Wang Yuan, Pang Huaxin, Qin Ying, Wei Shikui, Zhao Yao
School of Computer Science and Technology, Beijing Jiaotong University, Beijing, 100044, China; Visual Intellgence +X International Cooperation Joint Laboratory of MOE, Beijing, 100044, China.
Department of Computer and Information Technology, Beijing Jiaotong University, Beijing, 100044, China; National Data Center of Traditional Chinese Medicine, China Academy of Chinese Medical Sciences, Beijing, 100044, China.
Neural Netw. 2025 Aug;188:107464. doi: 10.1016/j.neunet.2025.107464. Epub 2025 Apr 12.
Instance-dependent noise (IDN) widely exists in real-world datasets, seriously hindering the effective application of deep neural networks.

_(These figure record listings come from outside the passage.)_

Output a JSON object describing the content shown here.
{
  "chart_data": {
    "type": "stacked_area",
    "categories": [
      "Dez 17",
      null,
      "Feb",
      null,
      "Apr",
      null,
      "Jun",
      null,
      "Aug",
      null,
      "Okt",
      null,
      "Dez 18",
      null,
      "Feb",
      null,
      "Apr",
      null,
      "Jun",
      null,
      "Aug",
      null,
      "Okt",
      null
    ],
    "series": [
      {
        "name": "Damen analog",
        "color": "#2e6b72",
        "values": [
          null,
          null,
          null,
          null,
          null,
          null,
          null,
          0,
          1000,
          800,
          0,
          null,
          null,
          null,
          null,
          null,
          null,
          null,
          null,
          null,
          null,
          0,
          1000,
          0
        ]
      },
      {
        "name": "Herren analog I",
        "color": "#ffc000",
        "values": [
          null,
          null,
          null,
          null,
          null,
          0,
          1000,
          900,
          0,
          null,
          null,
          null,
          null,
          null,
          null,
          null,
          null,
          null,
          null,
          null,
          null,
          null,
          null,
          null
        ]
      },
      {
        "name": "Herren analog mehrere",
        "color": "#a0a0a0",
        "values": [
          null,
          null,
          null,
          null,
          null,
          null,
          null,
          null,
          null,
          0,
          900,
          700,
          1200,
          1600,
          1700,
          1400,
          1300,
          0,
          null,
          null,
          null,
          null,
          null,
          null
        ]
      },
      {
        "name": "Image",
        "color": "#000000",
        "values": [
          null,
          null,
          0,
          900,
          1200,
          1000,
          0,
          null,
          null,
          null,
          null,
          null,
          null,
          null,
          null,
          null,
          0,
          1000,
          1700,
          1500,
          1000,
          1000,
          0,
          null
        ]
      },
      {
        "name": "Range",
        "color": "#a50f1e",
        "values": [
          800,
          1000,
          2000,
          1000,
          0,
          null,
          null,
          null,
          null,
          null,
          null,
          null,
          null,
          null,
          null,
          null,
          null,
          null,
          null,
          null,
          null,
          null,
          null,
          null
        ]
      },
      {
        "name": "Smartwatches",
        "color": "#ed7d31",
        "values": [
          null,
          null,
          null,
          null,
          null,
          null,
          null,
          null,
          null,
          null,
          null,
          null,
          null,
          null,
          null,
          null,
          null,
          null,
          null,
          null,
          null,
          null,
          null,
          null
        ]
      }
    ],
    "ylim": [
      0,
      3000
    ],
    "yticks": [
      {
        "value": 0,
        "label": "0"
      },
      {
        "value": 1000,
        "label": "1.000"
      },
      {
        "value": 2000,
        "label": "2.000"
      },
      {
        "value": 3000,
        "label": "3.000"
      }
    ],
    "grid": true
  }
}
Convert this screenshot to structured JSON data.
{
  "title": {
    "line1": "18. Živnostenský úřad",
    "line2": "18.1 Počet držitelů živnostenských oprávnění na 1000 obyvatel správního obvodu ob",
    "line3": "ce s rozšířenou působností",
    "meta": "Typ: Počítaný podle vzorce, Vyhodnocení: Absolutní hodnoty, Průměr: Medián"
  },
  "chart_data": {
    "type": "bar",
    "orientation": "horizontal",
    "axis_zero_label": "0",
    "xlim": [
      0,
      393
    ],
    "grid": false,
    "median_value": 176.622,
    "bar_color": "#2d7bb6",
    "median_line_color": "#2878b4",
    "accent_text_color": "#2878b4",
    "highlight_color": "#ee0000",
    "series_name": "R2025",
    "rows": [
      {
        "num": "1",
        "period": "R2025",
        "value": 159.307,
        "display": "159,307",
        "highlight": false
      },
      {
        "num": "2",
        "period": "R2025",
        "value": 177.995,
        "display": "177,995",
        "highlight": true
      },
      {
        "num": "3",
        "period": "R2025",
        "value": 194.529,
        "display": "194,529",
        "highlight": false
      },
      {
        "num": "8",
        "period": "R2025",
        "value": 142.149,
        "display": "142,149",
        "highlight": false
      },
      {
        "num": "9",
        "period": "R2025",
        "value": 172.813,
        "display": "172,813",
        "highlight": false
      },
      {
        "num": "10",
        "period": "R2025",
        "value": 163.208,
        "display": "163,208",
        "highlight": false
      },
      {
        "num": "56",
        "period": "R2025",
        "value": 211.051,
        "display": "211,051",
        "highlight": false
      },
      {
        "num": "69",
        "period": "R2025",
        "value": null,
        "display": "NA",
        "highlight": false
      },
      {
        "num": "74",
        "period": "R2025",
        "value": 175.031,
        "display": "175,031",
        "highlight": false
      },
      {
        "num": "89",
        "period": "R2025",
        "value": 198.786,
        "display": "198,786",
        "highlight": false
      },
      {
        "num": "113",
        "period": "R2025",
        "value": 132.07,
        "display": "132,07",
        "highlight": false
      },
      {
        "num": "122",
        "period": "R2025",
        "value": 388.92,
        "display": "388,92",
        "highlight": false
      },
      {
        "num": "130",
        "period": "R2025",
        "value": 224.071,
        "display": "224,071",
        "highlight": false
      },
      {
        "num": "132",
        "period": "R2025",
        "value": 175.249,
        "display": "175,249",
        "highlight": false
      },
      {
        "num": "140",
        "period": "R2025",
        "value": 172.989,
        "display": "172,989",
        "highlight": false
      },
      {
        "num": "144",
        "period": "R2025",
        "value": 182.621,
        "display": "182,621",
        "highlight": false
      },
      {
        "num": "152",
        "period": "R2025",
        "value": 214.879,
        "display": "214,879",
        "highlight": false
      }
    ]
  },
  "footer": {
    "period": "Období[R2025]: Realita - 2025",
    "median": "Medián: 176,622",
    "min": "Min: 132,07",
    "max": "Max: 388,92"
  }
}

In contrast to class-dependent noise, IDN is influenced not solely by the class but also by the intrinsic features of the instance. Current methods for addressing IDN typically involve estimating the instance-dependent noise transition matrix (IDNT). However, these approaches often either assume a specific form for the IDNT or rely on anchor points, which can result in significant estimation errors. To tackle this issue, we propose a method that makes no assumptions about the form of IDNT or the need for anchor points. Specifically, by computing similarity scores between each instance's feature representation and the label representations, the instance-label confusion matrix (ILCM) captures the relationships between global instance features and different categories, providing valuable insights into the degree of noise. We then adaptively combine the noisy class posteriors from network predictions (for noisy data) or given labels (for clean data) with the ILCM, weighted by the degree of noise, to enhance the accuracy of IDNT estimation. Finally, the obtained IDNT adjusts the loss function, resulting in a more robust classifier. Comprehensive experiments comparing our method with state-of-the-art approaches on synthetic IDN datasets (F-MNIST, SVHN, CIFAR-10, CIFAR-100) and a real-world noisy dataset (Clothing1M) demonstrate the superiority and effectiveness of our approach.
实例依赖噪声(IDN)广泛存在于现实世界的数据集中,严重阻碍了深度神经网络的有效应用。与类别依赖噪声不同,IDN不仅受类别影响,还受实例的内在特征影响。当前解决IDN的方法通常涉及估计实例依赖噪声转移矩阵(IDNT)。然而,这些方法往往要么对IDNT假设特定形式,要么依赖锚点,这可能导致显著的估计误差。为了解决这个问题,我们提出了一种方法,该方法不对IDNT的形式或锚点的需求做任何假设。具体来说,通过计算每个实例的特征表示与标签表示之间的相似性分数,实例-标签混淆矩阵(ILCM)捕捉全局实例特征与不同类别之间的关系,为噪声程度提供有价值的见解。然后,我们将来自网络预测(针对噪声数据)或给定标签(针对干净数据)的噪声类后验与ILCM进行自适应组合,并根据噪声程度进行加权,以提高IDNT估计的准确性。最后,获得的IDNT调整损失函数,从而得到一个更强大的分类器。在合成IDN数据集(F-MNIST、SVHN、CIFAR-10、CIFAR-100)和真实世界噪声数据集(Clothing1M)上,将我们的方法与现有最先进方法进行的综合实验证明了我们方法的优越性和有效性。